Ely earned his first official cap with the U.S. national team on November 13, 1960, in a loss to Mexico in a World Cup qualifier. That loss put the U.S. out of contention for a spot in the cup. He did not play for the U.S. again until 1965. That year, he played three of the four World Cup qualification games, all in March. The U.S. tied Mexico 2–2 on March 7, Ely and his teammates lost the away game five days later in Mexico City. He missed the U.S. win over Honduras, but played in the 1–1 tie on March 21 which put the U.S. out of cup contention.

==Coaching career==
Ely began coaching in 1960, while attending the University of Maryland. In addition to playing professionally and attending classes, he served as an assistant coach at the university until he graduated in 1964. In 1972, he spent a single season coaching the Philadelphia Spartans of the American Soccer League. After the Spartans folded, he was hired by Monsignor Bonner High School where he coached the boys team from 1972 to 1976. In 1981, he became the boys soccer coach at Archbishop Carroll High School. In 1996, he was hired as the women's coach at Swarthmore College. In his two seasons with the team, he compiled an 11-26-3 record.

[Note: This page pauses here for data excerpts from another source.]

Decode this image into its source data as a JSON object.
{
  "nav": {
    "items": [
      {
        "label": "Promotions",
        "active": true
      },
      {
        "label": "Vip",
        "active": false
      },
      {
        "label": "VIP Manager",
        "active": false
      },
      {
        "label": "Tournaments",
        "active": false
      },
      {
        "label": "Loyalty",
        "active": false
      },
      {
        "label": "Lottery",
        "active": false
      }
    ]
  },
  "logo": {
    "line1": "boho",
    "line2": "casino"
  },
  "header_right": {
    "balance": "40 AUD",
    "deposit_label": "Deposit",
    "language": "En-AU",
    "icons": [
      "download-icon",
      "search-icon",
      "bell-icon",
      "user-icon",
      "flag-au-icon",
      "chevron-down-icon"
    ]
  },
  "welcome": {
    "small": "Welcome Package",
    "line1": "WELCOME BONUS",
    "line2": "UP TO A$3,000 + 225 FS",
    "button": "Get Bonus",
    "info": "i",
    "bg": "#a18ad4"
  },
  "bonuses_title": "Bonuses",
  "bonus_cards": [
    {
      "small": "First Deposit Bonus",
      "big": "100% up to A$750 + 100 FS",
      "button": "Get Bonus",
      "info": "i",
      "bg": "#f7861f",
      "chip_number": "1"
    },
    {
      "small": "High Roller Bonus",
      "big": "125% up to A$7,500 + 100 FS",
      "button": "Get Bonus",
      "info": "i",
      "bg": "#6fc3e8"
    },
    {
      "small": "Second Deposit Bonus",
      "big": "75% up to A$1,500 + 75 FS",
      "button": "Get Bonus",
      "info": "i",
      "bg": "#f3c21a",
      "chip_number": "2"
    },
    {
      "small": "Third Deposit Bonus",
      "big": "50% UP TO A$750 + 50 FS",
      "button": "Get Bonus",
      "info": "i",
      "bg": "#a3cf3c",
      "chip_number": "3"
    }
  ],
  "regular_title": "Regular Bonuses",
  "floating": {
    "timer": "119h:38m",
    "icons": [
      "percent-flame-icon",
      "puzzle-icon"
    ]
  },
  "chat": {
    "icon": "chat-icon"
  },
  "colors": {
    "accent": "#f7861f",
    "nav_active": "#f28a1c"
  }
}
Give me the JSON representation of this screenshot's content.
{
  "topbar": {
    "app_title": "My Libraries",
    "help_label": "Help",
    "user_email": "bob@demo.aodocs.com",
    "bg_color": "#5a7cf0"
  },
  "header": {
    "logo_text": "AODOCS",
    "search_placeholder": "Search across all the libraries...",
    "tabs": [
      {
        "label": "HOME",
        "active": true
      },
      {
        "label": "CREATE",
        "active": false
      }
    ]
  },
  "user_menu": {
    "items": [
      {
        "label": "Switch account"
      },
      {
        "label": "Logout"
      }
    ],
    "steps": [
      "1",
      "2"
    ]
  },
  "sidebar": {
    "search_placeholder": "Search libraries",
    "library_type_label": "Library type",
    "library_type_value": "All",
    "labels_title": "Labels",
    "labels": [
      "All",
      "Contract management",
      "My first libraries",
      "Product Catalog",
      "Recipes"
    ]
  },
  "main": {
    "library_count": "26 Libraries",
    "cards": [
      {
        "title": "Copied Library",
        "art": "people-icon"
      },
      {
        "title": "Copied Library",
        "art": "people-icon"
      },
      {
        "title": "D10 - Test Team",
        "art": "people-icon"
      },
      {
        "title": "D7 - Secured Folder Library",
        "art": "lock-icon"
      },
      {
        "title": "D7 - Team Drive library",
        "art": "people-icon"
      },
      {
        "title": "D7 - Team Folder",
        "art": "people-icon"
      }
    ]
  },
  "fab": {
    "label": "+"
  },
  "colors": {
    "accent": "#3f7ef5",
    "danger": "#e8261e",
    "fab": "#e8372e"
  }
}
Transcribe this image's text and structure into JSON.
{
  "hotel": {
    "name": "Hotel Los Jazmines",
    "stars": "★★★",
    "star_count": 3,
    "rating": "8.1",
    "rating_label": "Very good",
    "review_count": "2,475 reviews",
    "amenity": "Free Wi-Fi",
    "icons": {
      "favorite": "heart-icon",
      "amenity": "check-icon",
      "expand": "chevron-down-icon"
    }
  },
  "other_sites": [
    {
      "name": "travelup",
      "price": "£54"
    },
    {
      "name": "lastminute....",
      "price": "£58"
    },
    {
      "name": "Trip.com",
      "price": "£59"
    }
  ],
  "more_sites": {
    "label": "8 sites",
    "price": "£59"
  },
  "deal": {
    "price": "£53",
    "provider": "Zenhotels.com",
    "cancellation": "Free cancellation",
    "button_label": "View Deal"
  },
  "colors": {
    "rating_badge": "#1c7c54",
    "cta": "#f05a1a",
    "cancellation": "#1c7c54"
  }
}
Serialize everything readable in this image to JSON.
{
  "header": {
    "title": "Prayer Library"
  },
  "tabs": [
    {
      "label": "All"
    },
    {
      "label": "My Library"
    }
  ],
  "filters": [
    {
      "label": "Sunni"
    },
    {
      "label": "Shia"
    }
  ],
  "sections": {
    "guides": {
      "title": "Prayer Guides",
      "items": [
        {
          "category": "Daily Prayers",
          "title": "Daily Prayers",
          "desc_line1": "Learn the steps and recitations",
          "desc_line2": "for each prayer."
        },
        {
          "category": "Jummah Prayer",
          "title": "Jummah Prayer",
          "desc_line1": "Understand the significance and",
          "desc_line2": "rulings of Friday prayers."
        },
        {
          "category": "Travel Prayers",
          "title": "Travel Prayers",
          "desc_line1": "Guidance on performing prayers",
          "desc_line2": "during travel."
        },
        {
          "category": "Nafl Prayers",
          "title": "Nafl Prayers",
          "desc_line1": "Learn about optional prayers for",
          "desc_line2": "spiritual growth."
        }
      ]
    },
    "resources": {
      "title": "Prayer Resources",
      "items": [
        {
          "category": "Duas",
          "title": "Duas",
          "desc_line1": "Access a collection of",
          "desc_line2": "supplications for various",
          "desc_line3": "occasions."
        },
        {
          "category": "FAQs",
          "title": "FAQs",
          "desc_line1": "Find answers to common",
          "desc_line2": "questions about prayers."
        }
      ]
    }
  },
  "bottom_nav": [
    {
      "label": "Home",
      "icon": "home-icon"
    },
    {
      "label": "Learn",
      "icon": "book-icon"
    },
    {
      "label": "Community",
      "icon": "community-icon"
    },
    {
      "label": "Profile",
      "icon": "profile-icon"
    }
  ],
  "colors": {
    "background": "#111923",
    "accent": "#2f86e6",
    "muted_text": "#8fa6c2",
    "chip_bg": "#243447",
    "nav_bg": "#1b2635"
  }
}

In addition to coaching at the high school and collegiate levels, Ely also founded the America Kolping Soccer Club in 1975. He served as head coach for the club for twenty years. He later continued to coach with the Jersey Shore Boca soccer club.

==Later life==
When Ely returned to Brazil in 1965, he taught English for seven years. He authored two English textbooks, A New Approach to English and Intermediate Course. After returning to the U.S., he earned a master's degree from Temple University in English Education before becoming a teacher in Philadelphia, Pennsylvania at Cardinal Dougherty High School and later Archbishop Prendergast High School.

Ely authored the novel Destiny At Dawn as well as his memoir, From Hell To The National Hall Of Fame.